Allele-Specific Chemical Rescue of Histone Demethylases Using Abiotic Cofactors.

Closely related protein families evolved from common ancestral genes present a significant hurdle in developing member- and isoform-specific chemical probes, owing to their similarity in fold and function. In this piece of work, we explore an allele-specific chemical rescue strategy to activate a "dead" variant of a wildtype protein using synthetic cofactors and demonstrate its successful application to the members of the alpha-ketoglutarate (αKG)-dependent histone demethylase 4 (KDM4) family. We show that a mutation at a specific residue in the catalytic site renders the variant inactive toward the natural cosubstrate. In contrast, αKG derivatives bearing appropriate stereoelectronic features endowed the mutant with native-like demethylase activity while remaining refractory to a set of wild type dioxygenases.
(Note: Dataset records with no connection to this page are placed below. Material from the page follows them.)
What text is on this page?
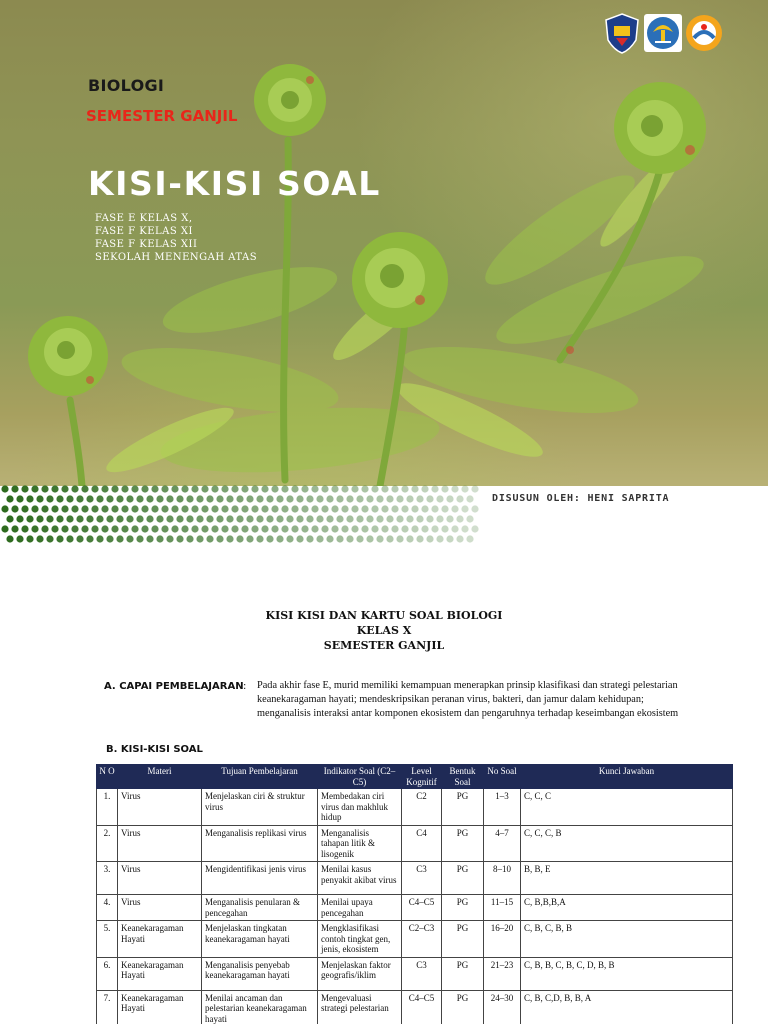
BIOLOGI
SEMESTER GANJIL
KISI-KISI SOAL
FASE E KELAS X,
FASE F KELAS XI
FASE F KELAS XII
SEKOLAH MENENGAH ATAS
DISUSUN OLEH: HENI SAPRITA
KISI KISI DAN KARTU SOAL BIOLOGI
KELAS X
SEMESTER GANJIL
A. CAPAI PEMBELAJARAN : Pada akhir fase E, murid memiliki kemampuan menerapkan prinsip klasifikasi dan strategi pelestarian keanekaragaman hayati; mendeskripsikan peranan virus, bakteri, dan jamur dalam kehidupan; menganalisis interaksi antar komponen ekosistem dan pengaruhnya terhadap keseimbangan ekosistem
B. KISI-KISI SOAL
N O	Materi	Tujuan Pembelajaran	Indikator Soal (C2–C5)	Level Kognitif	Bentuk Soal	No Soal	Kunci Jawaban
1.	Virus	Menjelaskan ciri & struktur virus	Membedakan ciri virus dan makhluk hidup	C2	PG	1–3	C, C, C
2.	Virus	Menganalisis replikasi virus	Menganalisis tahapan litik & lisogenik	C4	PG	4–7	C, C, C, B
3.	Virus	Mengidentifikasi jenis virus	Menilai kasus penyakit akibat virus	C3	PG	8–10	B, B, E
4.	Virus	Menganalisis penularan & pencegahan	Menilai upaya pencegahan	C4–C5	PG	11–15	C, B,B,B,A
5.	Keanekaragaman Hayati	Menjelaskan tingkatan keanekaragaman hayati	Mengklasifikasi contoh tingkat gen, jenis, ekosistem	C2–C3	PG	16–20	C, B, C, B, B
6.	Keanekaragaman Hayati	Menganalisis penyebab keanekaragaman hayati	Menjelaskan faktor geografis/iklim	C3	PG	21–23	C, B, B, C, B, C, D, B, B
7.	Keanekaragaman Hayati	Menilai ancaman dan pelestarian keanekaragaman hayati	Mengevaluasi strategi pelestarian	C4–C5	PG	24–30	C, B, C,D, B, B, A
The orthogonal enzyme-cofactor pairs demonstrated site- and degree-specific lysine demethylation on a full-length chromosomal histone in the cellular milieu. Our work offers a strategy to modulate a specific histone demethylase by identifying and engineering a conserved phenylalanine residue, which acts as a gatekeeper in the KDM4 subfamily, to sensitize the enzyme toward a novel set of αKG derivatives. The orthogonal pairs developed herein will serve as probes to study the role of degree-specific lysine demethylation in mammalian gene expression. Furthermore, this approach to overcome active site degeneracy is expected to have general application among all human αKG-dependent dioxygenases.